PETER LINDBERGH INTERVIEW

ピーター・リンドバーグ:黒と白の事実

Thursday, October 31st, 2019

去る9月3日に亡くなった伝説の写真家、ピーター・リンドバーグにインタビューする機会があった。

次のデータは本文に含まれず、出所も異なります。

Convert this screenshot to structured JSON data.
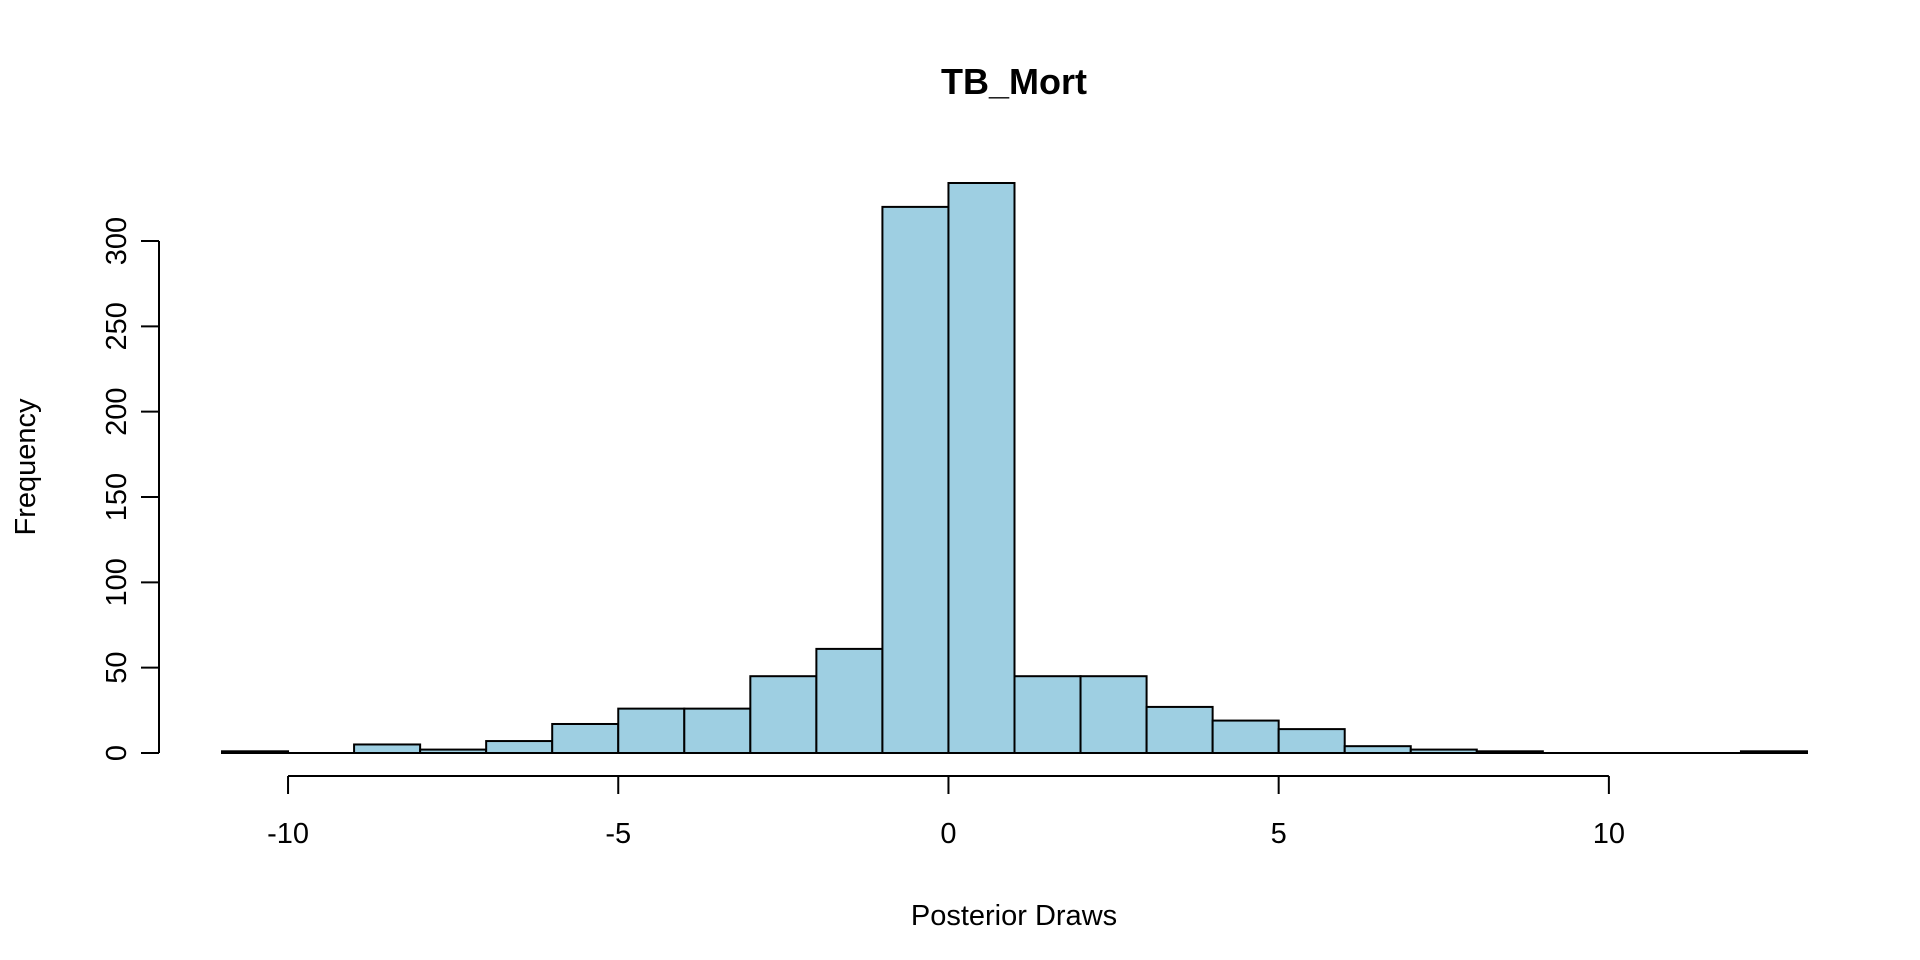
{
  "chart_data": {
    "type": "bar",
    "title": "TB_Mort",
    "xlabel": "Posterior Draws",
    "ylabel": "Frequency",
    "bins": [
      {
        "x0": -11,
        "x1": -10,
        "count": 1
      },
      {
        "x0": -10,
        "x1": -9,
        "count": 0
      },
      {
        "x0": -9,
        "x1": -8,
        "count": 5
      },
      {
        "x0": -8,
        "x1": -7,
        "count": 2
      },
      {
        "x0": -7,
        "x1": -6,
        "count": 7
      },
      {
        "x0": -6,
        "x1": -5,
        "count": 17
      },
      {
        "x0": -5,
        "x1": -4,
        "count": 26
      },
      {
        "x0": -4,
        "x1": -3,
        "count": 26
      },
      {
        "x0": -3,
        "x1": -2,
        "count": 45
      },
      {
        "x0": -2,
        "x1": -1,
        "count": 61
      },
      {
        "x0": -1,
        "x1": 0,
        "count": 320
      },
      {
        "x0": 0,
        "x1": 1,
        "count": 334
      },
      {
        "x0": 1,
        "x1": 2,
        "count": 45
      },
      {
        "x0": 2,
        "x1": 3,
        "count": 45
      },
      {
        "x0": 3,
        "x1": 4,
        "count": 27
      },
      {
        "x0": 4,
        "x1": 5,
        "count": 19
      },
      {
        "x0": 5,
        "x1": 6,
        "count": 14
      },
      {
        "x0": 6,
        "x1": 7,
        "count": 4
      },
      {
        "x0": 7,
        "x1": 8,
        "count": 2
      },
      {
        "x0": 8,
        "x1": 9,
        "count": 1
      },
      {
        "x0": 9,
        "x1": 10,
        "count": 0
      },
      {
        "x0": 10,
        "x1": 11,
        "count": 0
      },
      {
        "x0": 11,
        "x1": 12,
        "count": 0
      },
      {
        "x0": 12,
        "x1": 13,
        "count": 1
      }
    ],
    "xticks": [
      -10,
      -5,
      0,
      5,
      10
    ],
    "xtick_labels": [
      "-10",
      "-5",
      "0",
      "5",
      "10"
    ],
    "yticks": [
      0,
      50,
      100,
      150,
      200,
      250,
      300
    ],
    "ytick_labels": [
      "0",
      "50",
      "100",
      "150",
      "200",
      "250",
      "300"
    ],
    "xlim": [
      -11,
      13
    ],
    "ylim": [
      0,
      334
    ],
    "grid": false,
    "legend": "none",
    "colors": {
      "bar_fill": "#9ecfe2",
      "bar_stroke": "#000000"
    }
  }
}
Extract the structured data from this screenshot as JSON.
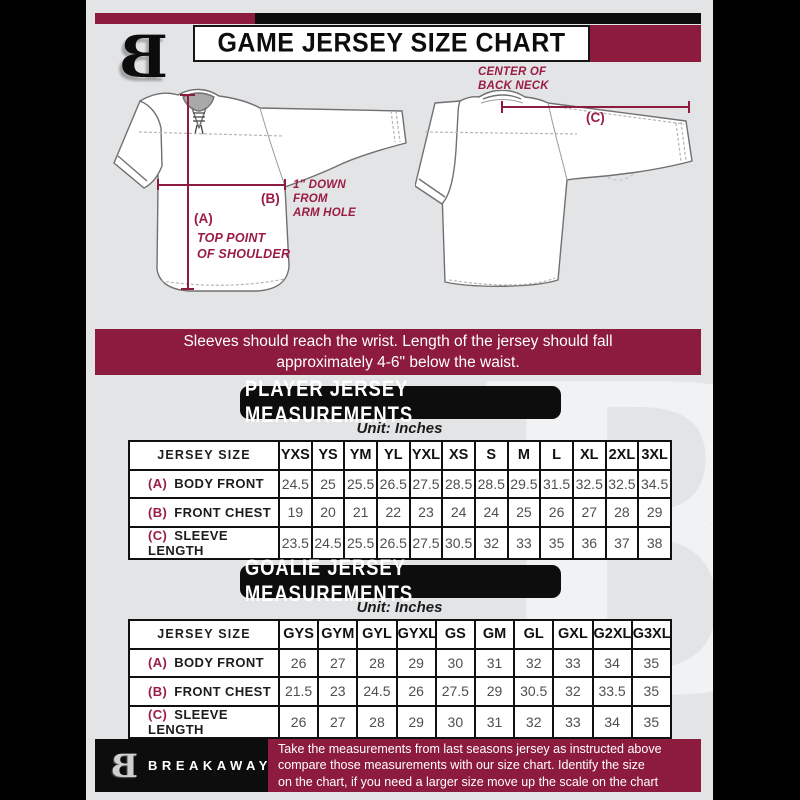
{
  "colors": {
    "maroon": "#8d1b3e",
    "annotation_maroon": "#9a1c44",
    "background_gray": "#e3e4e6",
    "black": "#0d0d0d"
  },
  "header": {
    "title": "GAME JERSEY SIZE CHART",
    "logo_letter": "B"
  },
  "diagram": {
    "front": {
      "label_a": "(A)",
      "label_a_caption": "TOP POINT\nOF SHOULDER",
      "label_b": "(B)",
      "label_b_caption": "1\" DOWN\nFROM\nARM HOLE"
    },
    "back": {
      "label_c": "(C)",
      "label_c_caption": "CENTER OF\nBACK NECK"
    }
  },
  "banner": {
    "text": "Sleeves should reach the wrist. Length of the jersey should fall\napproximately 4-6\" below the waist."
  },
  "player_section": {
    "title": "PLAYER JERSEY MEASUREMENTS",
    "unit": "Unit: Inches",
    "table": {
      "header_label": "JERSEY SIZE",
      "columns": [
        "YXS",
        "YS",
        "YM",
        "YL",
        "YXL",
        "XS",
        "S",
        "M",
        "L",
        "XL",
        "2XL",
        "3XL"
      ],
      "rows": [
        {
          "key": "(A)",
          "label": "BODY FRONT",
          "values": [
            24.5,
            25,
            25.5,
            26.5,
            27.5,
            28.5,
            28.5,
            29.5,
            31.5,
            32.5,
            32.5,
            34.5
          ]
        },
        {
          "key": "(B)",
          "label": "FRONT CHEST",
          "values": [
            19,
            20,
            21,
            22,
            23,
            24,
            24,
            25,
            26,
            27,
            28,
            29
          ]
        },
        {
          "key": "(C)",
          "label": "SLEEVE LENGTH",
          "values": [
            23.5,
            24.5,
            25.5,
            26.5,
            27.5,
            30.5,
            32,
            33,
            35,
            36,
            37,
            38
          ]
        }
      ]
    }
  },
  "goalie_section": {
    "title": "GOALIE JERSEY MEASUREMENTS",
    "unit": "Unit: Inches",
    "table": {
      "header_label": "JERSEY SIZE",
      "columns": [
        "GYS",
        "GYM",
        "GYL",
        "GYXL",
        "GS",
        "GM",
        "GL",
        "GXL",
        "G2XL",
        "G3XL"
      ],
      "rows": [
        {
          "key": "(A)",
          "label": "BODY FRONT",
          "values": [
            26,
            27,
            28,
            29,
            30,
            31,
            32,
            33,
            34,
            35
          ]
        },
        {
          "key": "(B)",
          "label": "FRONT CHEST",
          "values": [
            21.5,
            23,
            24.5,
            26,
            27.5,
            29,
            30.5,
            32,
            33.5,
            35
          ]
        },
        {
          "key": "(C)",
          "label": "SLEEVE LENGTH",
          "values": [
            26,
            27,
            28,
            29,
            30,
            31,
            32,
            33,
            34,
            35
          ]
        }
      ]
    }
  },
  "footer": {
    "logo_letter": "B",
    "brand": "BREAKAWAY",
    "note": "Take the measurements from last seasons jersey as instructed above\ncompare those measurements with our size chart. Identify the size\non the chart, if you need a larger size move up the scale on the chart"
  },
  "watermark_letter": "B"
}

われわれは芸術とビジネス、真実と美しさについて語り合ったのだ。

 

by christian barker   photography IMAGES COURTESY OF BREITLING

 

 

 現代において、最も影響力のあるファッションおよびポートレイト・フォトグラファー、ピーター・リンドバーグが、2019年9月3日に74歳で亡くなった。ポーランド生まれのドイツ育ちの“レンズマン”は、自然でカジュアルな、新しいファッション写真のスタイルを開拓した。それらは20世紀の多くの雑誌に見られた、人工的で、大げさで、けばけばしいスタイリングと好対照をなすものであった。

 

 90年代初頭の英国版とアメリカ版のヴォーグのアイコニックな撮影で、リンドバーグはスーパーモデルを“発見”しただけでなく、ふわふわのヘアスタイル、盛りすぎのメイクアップ、細かい舞台設定、大げさな服装といった1980年代風のしがらみから彼女たちを解放した。 1990年1月号のブリティッシュ・ヴォーグは、リンダ・エヴァンジェリスタ、クリスティ・ターリントン、シンディ・クロフォード、ナオミ・キャンベル、タチアナ・パティッツなどのスーパーモデルをフィーチャーし、リンドバーグの美的センスを大いに知らしめることになった。

 

昨年末に彼にインタビューしたとき、リンドバーグは、「私の理想は常に、ジーンズ、Tシャツまたは普通のシャツを着て、テニスシューズを履いた女性だよ。髪はこんな風に後ろで簡単に縛られているだけでいいんだ」と言って手を打った。

 

「それで十分なんだ。スーパーモデルはそれ自体が“大したもの”だから。それは以前の雑誌にあった古臭い女性のイメージへの反抗だった。豊かな“洗練”という概念―例えば、素敵なアパートメント、毛皮、ダイヤモンドのイヤリングなどが、私は嫌いだった。まるで絵画のように、とてもわざとらしく思えて、そういった写真は撮影できなかった」

 

 

 彼は、第1世代のスーパーモデルたちは非常に知的で、魅力的な女性だと言った。

 

「彼女たちは目的を持っていて、ファッション以上のことについて話すことができた。すべてに興味津々で、アーティストになりたいと思っていた。何か別の存在になりたいと思っていたんだ。彼女たちは一緒に作品を作り上げる仲間だった」と彼は説明した。